Schon als 19-Jährige ließ Dagmar Nick ihre lyrische Stimme vernehmen – und wurde auch gehört, als eine der Ersten nach dem Krieg, die nicht literarisierte Verdrängungsprotokolle, sondern literarische Augenzeugenberichte bot und diese trotz ihrer großen Jugend bereits in gültige Form zu gießen verstand.

1945 veröffentlichte Erich Kästner ihr Gedicht Flucht in der Neuen Zeitung in München. In seinem Begleitwort steht: „Wie oft haben sich in den vergangenen Jahren diejenigen unter uns, die beiseite standen, gefragt, was wird, was kann aus den Jungen werden, aus denen, die nie, keine Sekunde lang, erlebt haben, was der kulturelle Austausch zwischen den Völkern vermag und welches Glück es bedeutet, sagen und schreiben zu dürfen, was man ehrlicherweise empfindet und denkt.“ Dagmar Nick gehört zu den Wenigen, die bereits kurz nach dem Zusammenbruch des Nazi-Regimes die durchlittene jüngste Vergangenheit in ehrlichen, unverblümten Worten beschwor.

Grund zu heiterer Weltbewältigung  bestand für sie damals nicht – kurz nach der Flucht nach Süddeutschland, gerade erst den Repressalien entronnen, denen die halbjüdische Mutter und damit die ganze Familie während des Dritten Reichs ausgesetzt war, nun auch noch konfrontiert mit dem Verlust des Bruders, der im Krieg geblieben war. Darüber hinaus scheiterte ihr Lebenstraum, Schauspielerin und Chansonsängerin zu werden, an einer schweren TBC-Erkrankung.

Dennoch verlor sie nie den Mut. Auf dem Krankenlager bereitete sie sich auf die Zukunft vor – lernte Englisch, las Bücher über Kunstgeschichte, Malerei, Architektur, Archäologie  –  ein Studium, das ihr dann beim Verfassen ihrer Reisebücher zugute kam. Stets hatte sie auch Bleistift und Papier bei sich, um die Gedichte  zu notieren, die ihr, wie sie sagt, quasi „zufielen“ wie ein Geschenk, während die Prosatexte, die sie später schrieb, harte Arbeit bedeuteten.

Ihren Mut verdankt sie einer intuitiv lebensbejahenden Einstellung und der gewiss nicht sehr weit verbreiteten Fähigkeit, das Leben ernst, sich selbst aber nicht allzu wichtig zu nehmen. Die Basis dafür wurde in ihrer Familie gelegt, in der  zweierlei  Dinge  im Mittelpunkt standen – nämlich „Liebe und Musik – und beides gab es von morgens bis abends“*.

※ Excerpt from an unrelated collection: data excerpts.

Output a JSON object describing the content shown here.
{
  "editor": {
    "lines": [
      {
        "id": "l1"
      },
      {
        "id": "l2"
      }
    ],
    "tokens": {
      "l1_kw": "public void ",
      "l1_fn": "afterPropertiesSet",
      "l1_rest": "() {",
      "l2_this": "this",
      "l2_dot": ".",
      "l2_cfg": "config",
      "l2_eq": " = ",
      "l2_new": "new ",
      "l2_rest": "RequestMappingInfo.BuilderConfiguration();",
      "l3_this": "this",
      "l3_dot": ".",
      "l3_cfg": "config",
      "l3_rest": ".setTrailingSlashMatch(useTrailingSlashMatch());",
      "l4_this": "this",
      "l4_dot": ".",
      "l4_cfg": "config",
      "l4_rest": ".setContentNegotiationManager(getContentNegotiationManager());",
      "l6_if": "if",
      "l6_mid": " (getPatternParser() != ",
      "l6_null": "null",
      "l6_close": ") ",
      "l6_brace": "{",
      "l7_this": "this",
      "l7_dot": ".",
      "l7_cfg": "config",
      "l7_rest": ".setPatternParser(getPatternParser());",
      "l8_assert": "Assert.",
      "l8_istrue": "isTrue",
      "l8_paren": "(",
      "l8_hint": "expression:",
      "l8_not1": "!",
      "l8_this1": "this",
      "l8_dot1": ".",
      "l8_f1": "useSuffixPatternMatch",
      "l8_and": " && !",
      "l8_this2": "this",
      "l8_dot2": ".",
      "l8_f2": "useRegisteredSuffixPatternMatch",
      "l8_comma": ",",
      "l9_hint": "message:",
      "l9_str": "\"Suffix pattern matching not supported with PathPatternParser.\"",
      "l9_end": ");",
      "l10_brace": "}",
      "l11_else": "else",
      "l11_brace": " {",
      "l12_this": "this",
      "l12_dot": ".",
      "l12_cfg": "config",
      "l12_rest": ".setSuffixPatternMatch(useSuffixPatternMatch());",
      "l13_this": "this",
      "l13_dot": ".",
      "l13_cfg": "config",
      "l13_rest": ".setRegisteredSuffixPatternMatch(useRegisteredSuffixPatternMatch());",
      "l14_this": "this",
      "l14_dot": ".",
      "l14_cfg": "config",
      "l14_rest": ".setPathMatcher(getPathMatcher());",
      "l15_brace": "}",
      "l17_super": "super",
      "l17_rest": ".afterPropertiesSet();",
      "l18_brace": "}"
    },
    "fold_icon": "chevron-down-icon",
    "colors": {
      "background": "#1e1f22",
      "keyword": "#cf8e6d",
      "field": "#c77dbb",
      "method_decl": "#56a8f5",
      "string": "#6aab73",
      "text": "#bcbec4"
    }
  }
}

Dagmar Nick wurde 1926 als Kind des Komponisten, Dirigenten und Musikkritikers Edmund Nick und der Konzertsängerin Kaete Nick-Jaenecke in Breslau geboren, wo der Vater von 1924 bis 1933 als musikalischer Leiter  des neu gegründeten Breslauer Rundfunksenders fungierte. Als er von den Nazis seiner Stellung enthoben wurde, übersiedelte die Familie nach Berlin, wo das Ehepaar Nick durch Vermittlung von Werner Finck in der berühmten Katakombe ein bescheidenes Auskommen fand, bis diese im Mai wegen „staatsfeindlicher Propaganda“ geschlossen wurde.

Musik war in Dagmar Nicks Elternhaus allgegenwärtig: „Durch sie habe ich auch die Literatur kennengelernt, durch Lieder von Mörike, Storm, Heine, Goethe...“*, sagt sie. So erklärt sich auch das Bedürfnis nach Rhythmus und Sprachmelodie, das nicht nur Nicks Lyrik, sondern auch den Sprachduktus ihrer Prosatexte prägt.

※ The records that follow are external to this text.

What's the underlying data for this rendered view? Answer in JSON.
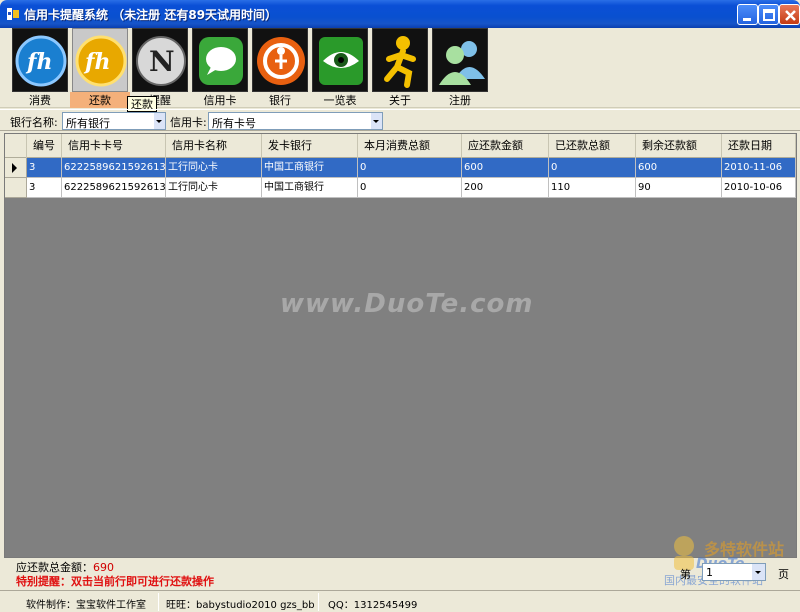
{
  "window": {
    "title": "信用卡提醒系统 （未注册 还有89天试用时间）"
  },
  "toolbar": {
    "items": [
      {
        "label": "消费",
        "icon": "flash-fh-icon"
      },
      {
        "label": "还款",
        "icon": "flash-fh-icon",
        "active": true
      },
      {
        "label": "提醒",
        "icon": "netscape-n-icon"
      },
      {
        "label": "信用卡",
        "icon": "chat-bubble-icon"
      },
      {
        "label": "银行",
        "icon": "figure-circle-icon"
      },
      {
        "label": "一览表",
        "icon": "eye-icon"
      },
      {
        "label": "关于",
        "icon": "running-man-icon"
      },
      {
        "label": "注册",
        "icon": "users-icon"
      }
    ],
    "tooltip": "还款"
  },
  "filters": {
    "bank_label": "银行名称:",
    "bank_value": "所有银行",
    "card_label": "信用卡:",
    "card_value": "所有卡号"
  },
  "grid": {
    "columns": [
      "编号",
      "信用卡卡号",
      "信用卡名称",
      "发卡银行",
      "本月消费总额",
      "应还款金额",
      "已还款总额",
      "剩余还款额",
      "还款日期"
    ],
    "rows": [
      [
        "3",
        "6222589621592613",
        "工行同心卡",
        "中国工商银行",
        "0",
        "600",
        "0",
        "600",
        "2010-11-06"
      ],
      [
        "3",
        "6222589621592613",
        "工行同心卡",
        "中国工商银行",
        "0",
        "200",
        "110",
        "90",
        "2010-10-06"
      ]
    ],
    "selected_row": 0,
    "watermark": "www.DuoTe.com"
  },
  "summary": {
    "label": "应还款总金额：",
    "amount": "690",
    "hint": "特别提醒：双击当前行即可进行还款操作"
  },
  "pager": {
    "prefix": "第",
    "value": "1",
    "suffix": "页"
  },
  "statusbar": {
    "author": "软件制作：宝宝软件工作室",
    "wangwang": "旺旺：babystudio2010  gzs_bb",
    "qq": "QQ：1312545499"
  },
  "logo_watermark": {
    "name": "多特软件站",
    "brand": "DuoTe",
    "tagline": "国内最安全的软件站"
  },
  "colors": {
    "titlebar": "#0a4fd6",
    "selection": "#316ac5",
    "amount": "#d00000",
    "hint": "#e01010"
  }
}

Ihren frühen Erfolgen als Lyrikerin stand Dagmar Nick mit distanzierter Ironie gegenüber. Am 25. August 1947 notierte sie in ihrem Tagebuch: „Jeden Tag hageln Briefe von Lesern ... Sehr verrückte Schreiber, ich sammle offenbar nur Irre um mich.“ Ihre Schriftstellerei wertete sie zunächst nur als  Nebenbeschäftigung. „Ich wollte endlich einen Beruf erlernen“*, kommentiert sie. Von einer renommierten Graphologin erhielt sie drei Jahre lang Unterricht am Krankenbett. Im Anschluss studierte sie in München Psychologie und machte ein Examen am Graphologischen Institut – Prüfer war der Autor und Graphologe Ernst Hoferichter. (1)

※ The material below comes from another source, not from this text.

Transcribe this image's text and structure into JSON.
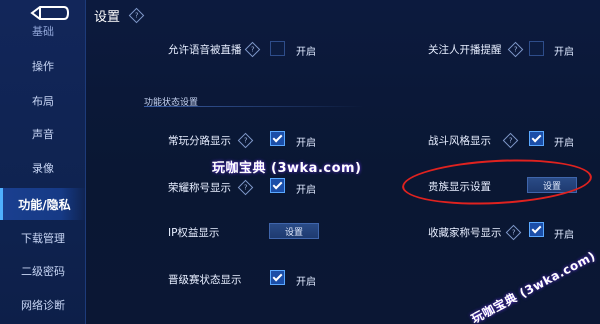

Doch das Schreiben ließ sie nicht los. Am bekanntesten ist sie wohl als Lyrikerin – vielfach verglichen mit Zeitgenossinnen wie Rose Ausländer, Hilde Domin und Ingeborg Bachmann, deren Pathos und oftmals überhöhter Tonfall Dagmar Nick jedoch wesensfremd ist. Gedichte durchziehen als Kontinuum ihr gesamtes literarisches Schaffen, herausgegeben in zahlreichen Buchveröffentlichungen sowie in Anthologien und Schulbüchern. Auch zum 90. Geburtstag ist ein Lyrikband geplant.

Während ihrer ersten Ehe mit dem Übersetzer, Dramaturgen und Vogelliebhaber Robert Schnorr entstanden auch Prosatexte, darunter Hörspiele. Die Ehe scheiterte – dazu Dagmar Nicks lakonischer Kommentar: „Meine Emanzipation beginnt. Meine wilden Jahre“.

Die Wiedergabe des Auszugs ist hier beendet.